On the lower shelves were plastic tubs, some containing young octopuses of a strange colour, with purple and yellow markings. He’d never seen any quite like them before. Other tubs contained muddy-coloured, feathery fronds. They appeared fleshy. Dace stared, trying to remember where he’d seen such things before. Then it came to him. The bit of the local Gulpepper Bug people said was poisonous. You had to make sure to remove them before cooking the Bug, but Dace would never know. He’d never eat one. The thought of them always gave him the creeps, but some locals loved them. He shook his head and closed the fridge. It wasn’t money, so it didn’t matter.
He was tempted to fish around under the rodent guts in the bin, but surely that wasn’t necessary. It took a good ten minutes, but he exhausted every possibility and hadn’t found a cent. Not really a surprise, he supposed. Time to move on.

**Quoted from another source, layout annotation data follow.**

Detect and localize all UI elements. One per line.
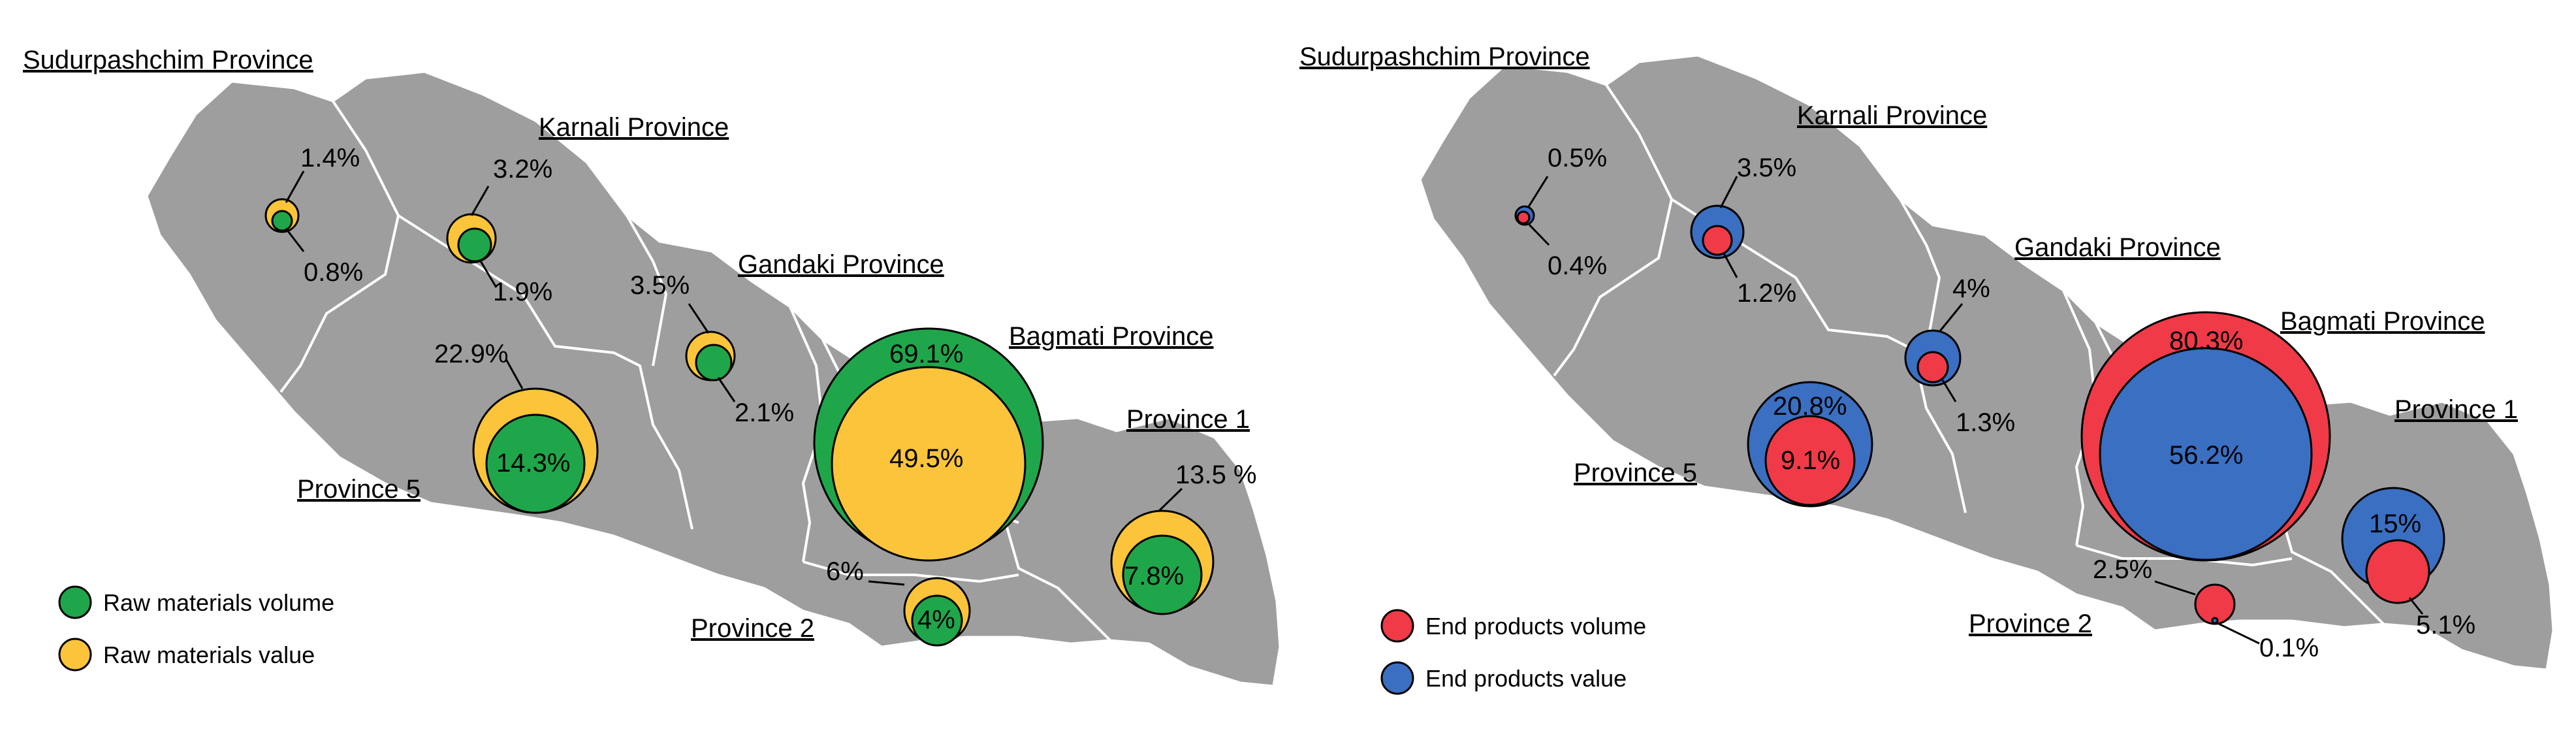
left-sudurpashchim-value-label: 1.4% bbox=[300, 144, 360, 172]
left-province2-volume-circle bbox=[911, 594, 963, 647]
left-gandaki-volume-label: 2.1% bbox=[735, 398, 794, 427]
right-label-karnali: Karnali Province bbox=[1797, 101, 1987, 130]
left-bagmati-volume-label: 69.1% bbox=[889, 340, 963, 368]
right-karnali-value-label: 3.5% bbox=[1737, 154, 1796, 182]
left-province1-volume-circle bbox=[1122, 534, 1203, 615]
left-province2-value-label: 6% bbox=[826, 557, 864, 586]
left-label-gandaki: Gandaki Province bbox=[738, 250, 944, 279]
left-map: Sudurpashchim Province Karnali Province … bbox=[23, 46, 1281, 687]
right-map: Sudurpashchim Province Karnali Province … bbox=[1299, 42, 2554, 695]
left-gandaki-value-label: 3.5% bbox=[630, 271, 690, 300]
left-label-province5: Province 5 bbox=[297, 475, 421, 504]
left-label-sudurpashchim: Sudurpashchim Province bbox=[23, 46, 313, 74]
right-karnali-volume-label: 1.2% bbox=[1737, 279, 1796, 308]
right-province1-value-label: 15% bbox=[2369, 510, 2421, 538]
right-province1-volume-circle bbox=[2365, 539, 2430, 604]
right-province2-volume-label: 0.1% bbox=[2259, 634, 2319, 662]
right-gandaki-value-label: 4% bbox=[1952, 274, 1990, 303]
right-province5-value-label: 20.8% bbox=[1773, 392, 1847, 421]
left-label-province2: Province 2 bbox=[691, 614, 814, 643]
left-legend-value-label: Raw materials value bbox=[103, 641, 315, 668]
right-gandaki-volume-label: 1.3% bbox=[1956, 408, 2015, 437]
right-gandaki-volume-circle bbox=[1916, 351, 1949, 383]
right-legend-volume-swatch bbox=[1380, 609, 1414, 643]
right-province2-value-label: 2.5% bbox=[2093, 555, 2152, 584]
left-karnali-value-label: 3.2% bbox=[493, 155, 552, 184]
right-sudurpashchim-volume-label: 0.4% bbox=[1548, 251, 1607, 280]
right-label-province5: Province 5 bbox=[1574, 459, 1697, 487]
left-bagmati-value-circle bbox=[831, 366, 1026, 562]
left-bagmati-value-label: 49.5% bbox=[889, 444, 963, 473]
left-karnali-volume-label: 1.9% bbox=[493, 278, 552, 306]
right-label-gandaki: Gandaki Province bbox=[2014, 233, 2221, 262]
left-province1-volume-label: 7.8% bbox=[1124, 562, 1184, 591]
right-province1-volume-label: 5.1% bbox=[2416, 611, 2475, 640]
left-sudurpashchim-volume-label: 0.8% bbox=[304, 258, 363, 287]
right-legend-volume-label: End products volume bbox=[1425, 613, 1646, 640]
right-label-sudurpashchim: Sudurpashchim Province bbox=[1299, 42, 1590, 71]
right-label-bagmati: Bagmati Province bbox=[2280, 307, 2485, 336]
right-label-province2: Province 2 bbox=[1969, 609, 2092, 638]
left-province1-value-label: 13.5 % bbox=[1175, 461, 1257, 489]
right-sudurpashchim-volume-circle bbox=[1516, 210, 1531, 225]
right-legend-value-label: End products value bbox=[1425, 665, 1627, 692]
left-legend-volume-swatch bbox=[58, 585, 92, 619]
right-sudurpashchim-value-label: 0.5% bbox=[1548, 144, 1607, 172]
left-karnali-volume-circle bbox=[457, 227, 492, 263]
left-province5-volume-label: 14.3% bbox=[496, 449, 570, 478]
right-province5-volume-circle bbox=[1764, 415, 1856, 506]
left-province5-volume-circle bbox=[485, 414, 586, 514]
right-province5-volume-label: 9.1% bbox=[1781, 446, 1840, 475]
right-legend-value-swatch bbox=[1380, 661, 1414, 695]
right-label-province1: Province 1 bbox=[2394, 395, 2518, 424]
left-sudurpashchim-volume-circle bbox=[271, 210, 293, 232]
left-label-karnali: Karnali Province bbox=[539, 113, 729, 142]
left-legend-volume-label: Raw materials volume bbox=[103, 589, 334, 616]
left-legend-value-swatch bbox=[58, 638, 92, 672]
left-label-bagmati: Bagmati Province bbox=[1009, 322, 1213, 351]
left-gandaki-volume-circle bbox=[695, 344, 733, 381]
right-bagmati-volume-label: 80.3% bbox=[2169, 327, 2243, 355]
right-province2-value-circle bbox=[2211, 617, 2219, 624]
right-karnali-volume-circle bbox=[1702, 225, 1733, 256]
left-label-province1: Province 1 bbox=[1126, 405, 1250, 434]
right-bagmati-value-circle bbox=[2099, 347, 2313, 561]
left-province5-value-label: 22.9% bbox=[434, 340, 508, 368]
left-province2-volume-label: 4% bbox=[917, 606, 955, 634]
right-bagmati-value-label: 56.2% bbox=[2169, 441, 2243, 470]
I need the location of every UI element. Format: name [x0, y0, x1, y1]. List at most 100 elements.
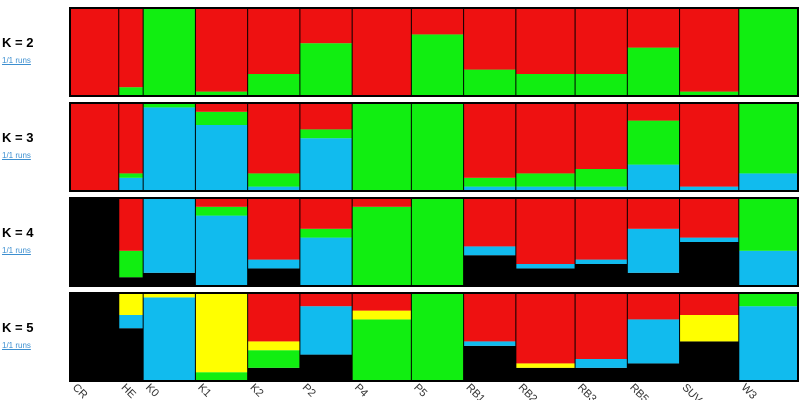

One door led from the kitchen and he approached it cautiously, shining his Maglight ahead. The beam illuminated a room with polished wooden floorboards, a threadbare rug under a coffee table, a TV on a wooden cabinet beside a bookshelf crammed with paperbacks. A window with the curtains closed, a kind of roll-top dresser beside it. That was promising, the kind of place people might stash their money. A long, tatty sofa, black plastic faux-leather back and arms with rough textured orange seat cushions. Dace stepped into the room and shone his light around further. An armchair that matched the sofa, a plate on the wide plastic arm, piled with tiny bones, sucked clean. An old woman sat in the armchair in the dark, staring at him, the whites of her eyes huge in fear.
Dace sucked in a shocked breath as the woman’s mouth fell open, a toothless, wet O in the saggy, wrinkled skin of her emaciated face. Even covered by a blanket, feet raised on a leather ottoman, she was clearly skeletally thin, grey hair in wispy tufts on her pale, patchy head.